Building an SDK 0.1.0 – Improving SOR data sourcing

Intro

A big focus for Balancer Labs this year is to make it really easy to build on top of the protocol. To aid in that we’re putting together the `@balancer-labs/sdk npm package. As the current lead in this project I thought I’d try and document some of the work to help keep track of the changes, thought process and learning along the way. It’ll also be useful as a reminder of what’s going on!

SOR v2

Some background

We already have the Smart Order Router (@balancer-labs/sor), a package that devs can use to source the optimal routing for a swap using Balancer liquidity. It’s used in Balancers front-end and other projects like Copper and is a solver for Gnosis BGP. It’s also used in the Beethoven front-end (a Balancer friendly fork on Fantom, cool project and team and worth checking out).

The SOR is also used and exposed by the SDK. It’s core to making swaps accesible but is also used for joining/exiting Boosted Pools which uses PhantomBpt and swaps (a topic for another time I think!).

SOR Data

The diagram below shows some of the core parts of the SOR v2.

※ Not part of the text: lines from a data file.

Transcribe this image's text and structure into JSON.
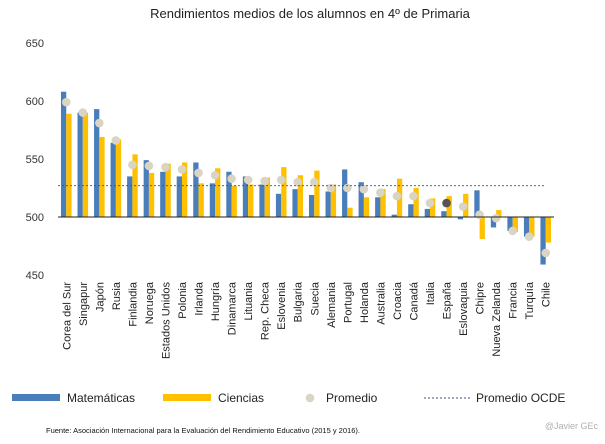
{
  "chart_data": {
    "type": "bar",
    "title": "Rendimientos medios  de los alumnos en 4º de Primaria",
    "ylim": [
      450,
      650
    ],
    "yticks": [
      450,
      500,
      550,
      600,
      650
    ],
    "baseline": 500,
    "oecd_average": 527,
    "categories": [
      "Corea del Sur",
      "Singapur",
      "Japón",
      "Rusia",
      "Finlandia",
      "Noruega",
      "Estados Unidos",
      "Polonia",
      "Irlanda",
      "Hungría",
      "Dinamarca",
      "Lituania",
      "Rep. Checa",
      "Eslovenia",
      "Bulgaria",
      "Suecia",
      "Alemania",
      "Portugal",
      "Holanda",
      "Australia",
      "Croacia",
      "Canadá",
      "Italia",
      "España",
      "Eslovaquia",
      "Chipre",
      "Nueva Zelanda",
      "Francia",
      "Turquía",
      "Chile"
    ],
    "series": [
      {
        "name": "Matemáticas",
        "color": "#4a7ebb",
        "values": [
          608,
          590,
          593,
          564,
          535,
          549,
          539,
          535,
          547,
          529,
          539,
          535,
          528,
          520,
          524,
          519,
          522,
          541,
          530,
          517,
          502,
          511,
          507,
          505,
          498,
          523,
          491,
          488,
          483,
          459
        ]
      },
      {
        "name": "Ciencias",
        "color": "#ffc000",
        "values": [
          589,
          590,
          569,
          567,
          554,
          538,
          546,
          547,
          529,
          542,
          527,
          528,
          534,
          543,
          536,
          540,
          528,
          508,
          517,
          524,
          533,
          525,
          516,
          518,
          520,
          481,
          506,
          487,
          483,
          478
        ]
      },
      {
        "name": "Promedio",
        "color": "#d9d4c4",
        "values": [
          599,
          590,
          581,
          566,
          545,
          544,
          543,
          541,
          538,
          536,
          533,
          532,
          531,
          532,
          530,
          530,
          525,
          525,
          524,
          521,
          518,
          518,
          512,
          512,
          509,
          502,
          499,
          488,
          483,
          469
        ],
        "highlight_index": 23,
        "highlight_color": "#555555"
      },
      {
        "name": "Promedio OCDE",
        "color": "#3c4f86",
        "style": "dashed"
      }
    ]
  },
  "footer": {
    "source": "Fuente:  Asociación Internacional para la Evaluación del Rendimiento Educativo (2015 y 2016).",
    "credit": "@Javier GEc"
  }
}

To choose the optimal routes for a swap the SOR needs information about the Balancer pools and the price of assets. And as we can see from the diagram the sourcing of this data is currently very tightly coupled to the SOR. Pools data is retrieved from the Subgraph and updated with on-chain balances using a multicall. And asset pricing is retrieved from CoinGecko.

Recently Beethoven experienced a pretty large growth spurt and found there were some major issues retrieving data from the Subgraph. They also correctly pointed out that CoinGecko doesn’t always have the asset pricing (especially on Fantom) and this information could be available from other sources.

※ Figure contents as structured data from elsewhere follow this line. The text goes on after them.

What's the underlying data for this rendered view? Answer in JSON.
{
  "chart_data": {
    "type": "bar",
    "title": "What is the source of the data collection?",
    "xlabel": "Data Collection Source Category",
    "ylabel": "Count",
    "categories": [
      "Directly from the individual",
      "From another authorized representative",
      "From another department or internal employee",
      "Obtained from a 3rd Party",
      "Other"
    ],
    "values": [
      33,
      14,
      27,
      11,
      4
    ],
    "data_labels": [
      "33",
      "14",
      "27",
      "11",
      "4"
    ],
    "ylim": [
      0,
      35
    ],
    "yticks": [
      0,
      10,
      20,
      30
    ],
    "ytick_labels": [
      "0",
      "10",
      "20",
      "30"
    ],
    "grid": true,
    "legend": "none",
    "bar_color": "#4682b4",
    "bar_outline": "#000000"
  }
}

After some discussions with Daniel (a very helpful dev from Beethoven) it was agreed that a good approach would be to refactor the SOR to create composability of data fetching so the user is able to have more control over where data is coming from. With this approach, the SOR doesn’t need to know anything about CoinGecko or the Subgraph and the data could now come from anywhere (database, cache, on chain, etc.), and as long as it implements the interface, the SOR will work properly.

Changes – SOR v3

I came back from Christmas break and Daniel had made all the changes – friendly forks for the win 💪! The interface changes are breaking but the improvements are worth it – SOR 3.0.0.

Config

The goal was to remove all the chain specific config from the SOR and pass it in as a constructor parameter. This helps to avoid non-scalable hard-coded values and encorages a single source of truth. It also gives more flexibility for the variables and makes the code easier to test.

There is now the SorConfig type:

export interface SorConfig {
    chainId: number;
    weth: string;
    vault: string;
    staBal3Pool?: { id: string; address: string };
    wethStaBal3?: { id: string; address: string };
    usdcConnectingPool?: { id: string; usdc: string };
}

Pool Data

The goal here is to allow for flexibility in defining where the pool data is fetched from. We define a generic PoolDataService that has a single function getPools, which serves as a generic interface for fetching pool data. This allows allow for any number of custom services to be used without having to change anything in the SOR or SDK.

export interface PoolDataService {
    getPools(): Promise<SubgraphPoolBase[]>;
}

Approaching it this way means all the Subgraph and on-chain/multicall fetching logic is removed from the SOR. These will be added to the Balancer SDK as stand-alone services. But as a simple example this is a PoolDataService that retrieves data from Subgraph:

export class SubgraphPoolDataService implements PoolDataService {
    constructor(
        private readonly chainId: number,
        private readonly subgraphUrl: string
    ) {}

    public async getPools(): Promise<SubgraphPoolBase[]> {
        const response = await fetch(this.subgraphUrl, {
            method: 'POST',
            headers: {
                Accept: 'application/json',
                'Content-Type': 'application/json',
            },
            body: JSON.stringify({ query: Query[this.chainId] }),
        });

        const { data } = await response.json();

        return data.pools ?? [];
    }
}

Asset Pricing

The goal here is to allow for flexibility in defining where token prices are fetched from. We define a generic TokenPriceService that has a single function getNativeAssetPriceInToken. Similar to the PoolDataService this offers flexibility in the service that can be used, i.e. CoingeckoTokenPriceService or SubgraphTokenPriceService.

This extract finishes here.